Korku etime tırnaklarını çoktan batırmıştı. Uzun yarıklar halinde beni korkunç bir boşluğa çekiyordu. Tenime her değdiğin de, çırpınıyordum. Kurtulamayacağımı bilsem de, sonu gelmez haykırışlarımı dışarı vurmak zorundaydım. Her bir hücrem içimde patlıyor, dağılan kalıntılar kalbime çarpıyordu.

İri kemikli parmaklar dudaklarıma sıkı sıkıya örtülüydü. Nefes almalıydım. Oldum olası burnum, nefes almak konusunda becerikli değildi. Kulağımın dibinde ki silahı farkedince nefesim kesildi.

"Şşt.. Sessiz ol." Kulağıma değen basınçla korkuyla inledim. Bulunduğum durumda ses, hiçbir tanıdığım insana benzemedi. Görüyor musun baba? Diye haykırmak istedim. Küçük kızın savunmasız! "Elimi çekiyorum, bağırma." Temkinle başımı salladım. Dizlerim titremeye başlamıştı. Biraz önce bir cinayete tanık olmuştum ve görüntüler hafızımdan çıkmıyordu. Uğursuz kan, her yerdeydi. Elini yavaşça ağzımdan çekti ama beni bırakmadı. Elleri hala omzumu kavrıyordu. Yüzümü sağa çevirip kim olduğuna bakmak istedim. Oydu. Çimen göz. İçimde şüphe ve rahatlamanın tohumları vardı. Yavaşça kırık tuğlaların olduğu boşluktan dışarıya baktı. Adımları kendinden emindi. Ortamın sessizliğine kapılıp beni bıraktı. Büyük bir gök gürültüsü başımızda patladığın da, yerimde korkuyla sıçradım.

"Beni nasıl buldun?" Diye sordum. Issız bir sokakta başımın belaya girdiği anda arkamda belirmesi normal miydi?

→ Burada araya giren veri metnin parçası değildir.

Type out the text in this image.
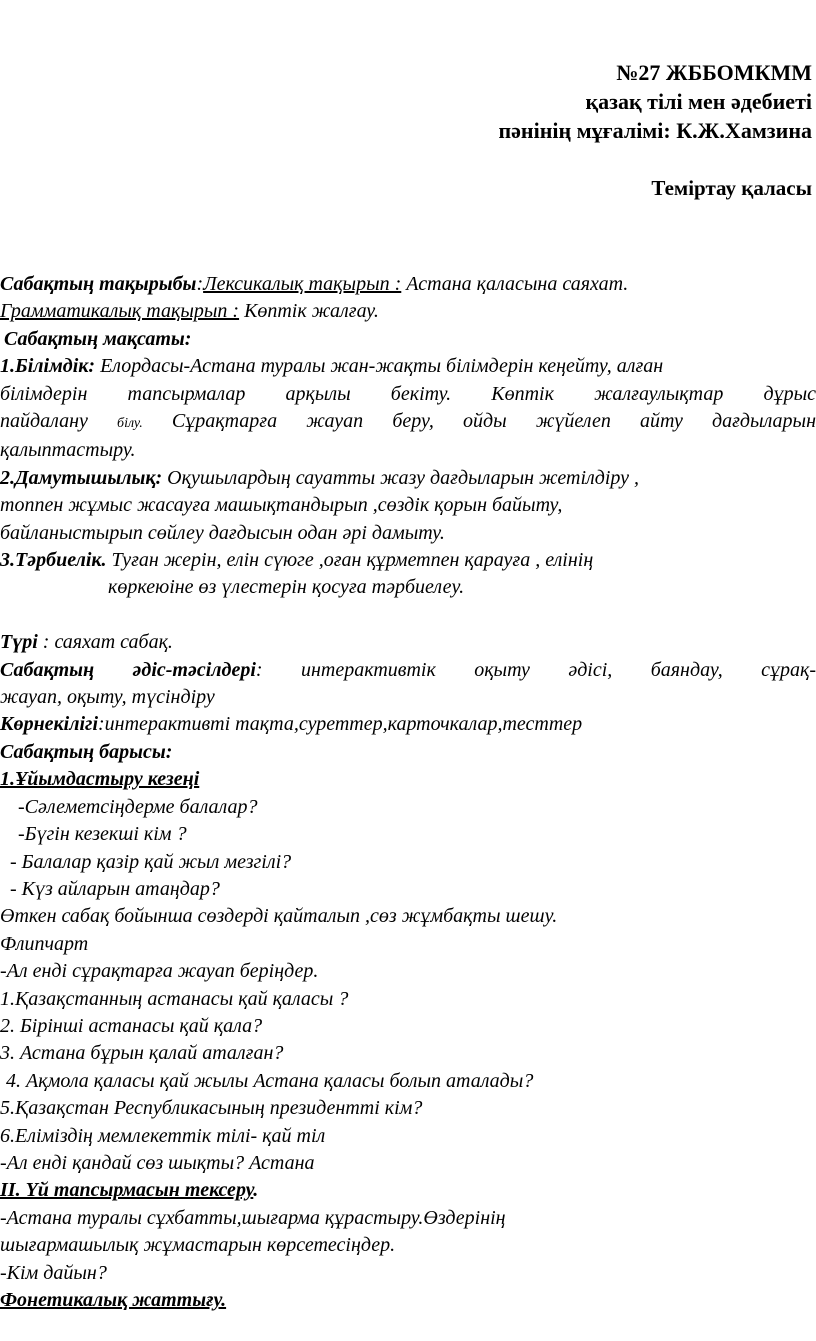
№27 ЖББОМКММ
қазақ тілі мен әдебиеті
пәнінің мұғалімі: К.Ж.Хамзина
Теміртау қаласы
Сабақтың тақырыбы:Лексикалық тақырып : Астана қаласына саяхат.
Грамматикалық тақырып : Көптік жалғау.
Сабақтың мақсаты:
1.Білімдік: Елордасы-Астана туралы жан-жақты білімдерін кеңейту, алған
білімдерін тапсырмалар арқылы бекіту. Көптік жалғаулықтар дұрыс
пайдалану білу. Сұрақтарға жауап беру, ойды жүйелеп айту дағдыларын
қалыптастыру.
2.Дамутышылық: Оқушылардың сауатты жазу дағдыларын жетілдіру ,
топпен жұмыс жасауға машықтандырып ,сөздік қорын байыту,
байланыстырып сөйлеу дағдысын одан әрі дамыту.
3.Тәрбиелік. Туған жерін, елін сүюге ,оған құрметпен қарауға , елінің
көркеюіне өз үлестерін қосуға тәрбиелеу.
Түрі : саяхат сабақ.
Сабақтың әдіс-тәсілдері: интерактивтік оқыту әдісі, баяндау, сұрақ-
жауап, оқыту, түсіндіру
Көрнекілігі:интерактивті тақта,суреттер,карточкалар,тесттер
Сабақтың барысы:
1.Ұйымдастыру кезеңі
-Сәлеметсіңдерме балалар?
-Бүгін кезекші кім ?
- Балалар қазір қай жыл мезгілі?
- Күз айларын атаңдар?
Өткен сабақ бойынша сөздерді қайталып ,сөз жұмбақты шешу.
Флипчарт
-Ал енді сұрақтарға жауап беріңдер.
1.Қазақстанның астанасы қай қаласы ?
2. Бірінші астанасы қай қала?
3. Астана бұрын қалай аталған?
4. Ақмола қаласы қай жылы Астана қаласы болып аталады?
5.Қазақстан Республикасының президентті кім?
6.Еліміздің мемлекеттік тілі- қай тіл
-Ал енді қандай сөз шықты? Астана
II. Үй тапсырмасын тексеру.
-Астана туралы сұхбатты,шығарма құрастыру.Өздерінің
шығармашылық жұмастарын көрсетесіңдер.
-Кім дайын?
Фонетикалық жаттығу.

Biran o katilin onun olabileceği hissine kapıldım.

"Yüzünü gördün mü?" Diye sorunca aklımda beliren siyahlıktan başka bir şey olmadığı için kararsız bir şekilde başımı salladım.

"Elli metre kadar uzağımdaydı. Birini vurdu. Kafasında kapüşonu vardı. Silahı bana doğrultunca kaçtım. Sonrasını biliyorsun zaten. Senin burada ne işin var?" Silahının güvenliğini kapatıp beline sakladı. Bir silahı vardı. Ne bekliyordum ki? Bu adam hakkında hiçbir şey bilmiyordum. Sadece tehlikeli biri olduğunu hissedebiliyordum.

"Buradan geçiyordum." Ruhsuz bir kahkaha attım. Buna inanacağımı beklemiyordu herhalde. Yeşil gözleri kısa süre de yüzümü yokladı ve burnunun kemeri kırıştı. Şüpheyle onu süzdüm.

"Buna inanacağımı beklemiyorsun değil mi? Buradan geçiyormuş." İmayla kaşlarımı kaldırdım. Beni mi takip ediyordu? Bu düşünce beni biraz huzursuz etmişti. Zaten üzerimde birinin beni takip etme hissi vardı, Türkiye'ye döndüğümden beri.

"Sen öyle bil, sarışın." Sıkkın bir nefes aldı ve sokağı tekrar tarayıp yıkık binadan indi. Arkasından bende indim ama hala o katilin buralarda olabildiğine dair içimde kötü bir his vardı. Bu hislerden kurtulamayacaktım. Bir düğüm gibi boğazımdaydı. Ama bu adama da güvenecek değildim. "Önüme geç."

"Nereye gidiyoruz?" Onunla bir yere gitme fikri de nereden çıkmıştı? Bu adama güvenmiyordum. Bir silahı vardı ve silahı olan adamlar tehlikeli olurdu. Kendimi korku filmlerinde ilk önce ölen o aptal kızlar gibi hissediyordum. Oraya girmemen gerekiyorsa girmeyeceksin yoksa ölürsün, bu hep böyledir.

"Soru sorma sarışın. Yürü." Bana davrandığı hüküm verme olayı canımı sıkıyordu. Üzerimde hükümdarlığını kuracağını sanıyorsa, pekala yanılıyordu. Ama kahretsin ki yanımda birinin olmasına ihtiyacım vardı. O katil buralarda bir yerlerde pusu kurmuş olabilirdi. Bu düşünce içimin kasılmasına sebep oldu, titredim. Bir şey daha vardı ki, bunu da göz ardı edemeyecektim; Sonuçta babam ona güvenmemi söylemişti. Bunu sık sık kendime hatırlatsam iyi olacağa benziyordu. Bu her ne kadar yeşil gözlü azrailde olsa. Sessizce önüne düştüm. Etrafta ki her ses benim için bir tehlike unsuruydu. Ben önde, o arkada tek kelime etmeden yürüdük. Arkamda olması beni huzursuz ediyordu. Ayak seslerini duyabiliyordum. Güçlü, kendinden emin, temkinli sesler.